Laura Veirs is an American singer-songwriter who I like; she is also a mother, and on the podcast she interviews lots of women who are also mothers and musicians – the ones I’ve listened to are Kristin Hersh, Rhiannon Giddens and Rosanne Cash. It explores the relationship between family life and having a career in music: issues like the practicality of who looks after the children. The theme of maternal guilt comes up a lot. I think that’s something all parents have in common, whether they’re musicians or not. For me it’s like a mirror into my own life.

2. Fiction
I never thought I’d be in a book club. I thought it might be a bit combative, but some of my close friends started one and I’ve found that I love it.

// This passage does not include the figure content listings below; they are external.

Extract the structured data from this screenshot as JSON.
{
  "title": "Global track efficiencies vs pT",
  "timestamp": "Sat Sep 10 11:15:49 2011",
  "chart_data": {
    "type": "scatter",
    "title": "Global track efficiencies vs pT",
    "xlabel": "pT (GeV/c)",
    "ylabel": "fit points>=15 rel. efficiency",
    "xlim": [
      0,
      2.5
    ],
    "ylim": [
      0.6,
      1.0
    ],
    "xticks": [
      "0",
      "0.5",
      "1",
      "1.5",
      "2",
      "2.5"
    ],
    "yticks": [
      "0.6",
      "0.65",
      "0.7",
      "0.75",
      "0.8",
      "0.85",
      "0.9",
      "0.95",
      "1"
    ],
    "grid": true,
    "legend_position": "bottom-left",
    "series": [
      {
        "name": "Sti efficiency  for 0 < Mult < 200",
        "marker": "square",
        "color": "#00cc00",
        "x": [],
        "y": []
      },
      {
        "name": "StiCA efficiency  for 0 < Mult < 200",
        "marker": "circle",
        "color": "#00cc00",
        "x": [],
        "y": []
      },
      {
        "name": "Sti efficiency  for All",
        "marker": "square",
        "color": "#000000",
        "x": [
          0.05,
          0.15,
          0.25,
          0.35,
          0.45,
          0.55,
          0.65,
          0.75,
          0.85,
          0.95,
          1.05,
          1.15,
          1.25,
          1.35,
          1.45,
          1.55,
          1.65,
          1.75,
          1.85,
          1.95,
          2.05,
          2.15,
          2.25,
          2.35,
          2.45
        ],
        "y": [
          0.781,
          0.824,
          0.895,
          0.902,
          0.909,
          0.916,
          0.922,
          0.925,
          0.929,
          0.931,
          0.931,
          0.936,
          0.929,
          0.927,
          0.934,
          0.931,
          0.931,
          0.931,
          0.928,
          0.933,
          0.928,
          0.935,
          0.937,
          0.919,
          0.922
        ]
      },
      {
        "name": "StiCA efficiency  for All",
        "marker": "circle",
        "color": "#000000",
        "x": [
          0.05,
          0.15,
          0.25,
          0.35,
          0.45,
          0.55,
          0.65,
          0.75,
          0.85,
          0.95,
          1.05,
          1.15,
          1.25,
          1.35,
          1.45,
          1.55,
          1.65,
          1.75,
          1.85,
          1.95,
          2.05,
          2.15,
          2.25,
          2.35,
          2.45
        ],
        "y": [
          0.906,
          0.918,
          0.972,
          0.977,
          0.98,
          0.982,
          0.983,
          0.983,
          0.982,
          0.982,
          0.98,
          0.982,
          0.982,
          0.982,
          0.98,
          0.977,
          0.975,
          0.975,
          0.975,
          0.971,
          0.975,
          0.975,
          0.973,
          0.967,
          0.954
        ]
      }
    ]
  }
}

I get introduced to new books, and I get to engage with my friends in a different way rather than just catching up about jobs and relationships and children. At the moment we’re reading Winter, which I’ve nearly finished. Ali Smith’s writing is very compelling – it has a lot of forward momentum. I feel like I whizzed through the pages because she propelled me along.
3. Gig

I’m looking forward to seeing the Delines live – I’ve never seen them perform. I got into their music because I really like the writing of author Willy Vlautin, who is in this band. They’ve got a new record out called The Imperial: each song is almost like a small novel, and the title track is crushing. Vlautin has real empathy for the characters he writes, and it’s heartbreaking and sad but really warm and beautiful. Amy Boone is the singer: she really inhabits the songs, and it feels like they are her [own] trials.
4. Art
Heather Phillipson: The Age of Love

This is an exhibition I went to at the Baltic in Gateshead. I went when I was Christmas shopping and it was like a blast of fresh air – it just swept away all that overbearing Christmas atmosphere. It was a dark, cavernous room with flashing images of insects mating, and a screen with a giant luminous cat. There was dance music playing, and it took me back to being a student in Glasgow and going clubbing in the arches underneath the train station. I really enjoyed it. It was such an immersive experience.

5. Album
Silly Sisters, by Maddy Prior and June Tabor
(1976)This Christmas I treated myself to a proper record player: I put it under the tree, wrapped it up. My mum, as a present, gave me some old vinyl that we used to listen to when we were kids. I hadn’t heard this album for many years, and it was amazing to hear it again, to hear their voices entwined together. That must have infiltrated me at a young age because it reminded me of my and my sister’s approach to singing, even though I maybe didn’t realise it until now. It didn’t sound dated, it sounded really clear.
6. Book
North Sea: A Visual Anthology, by James Attlee

Me and my sister have been surrounded by folk songs all our lives, so our world was full of stories of the sea, things like selkies and sea shanties. I’m continually drawn back to the sea; I love to walk on the beaches in Northumberland. I found this in my local independent bookshop, Forum in Corbridge. I described a present I wanted to get somebody: the owner gave me this and it was so perfect I keep having to buy it for people. It’s full of beautiful photos, paintings, poems, song lyrics. Each time I come back to it, I see something different.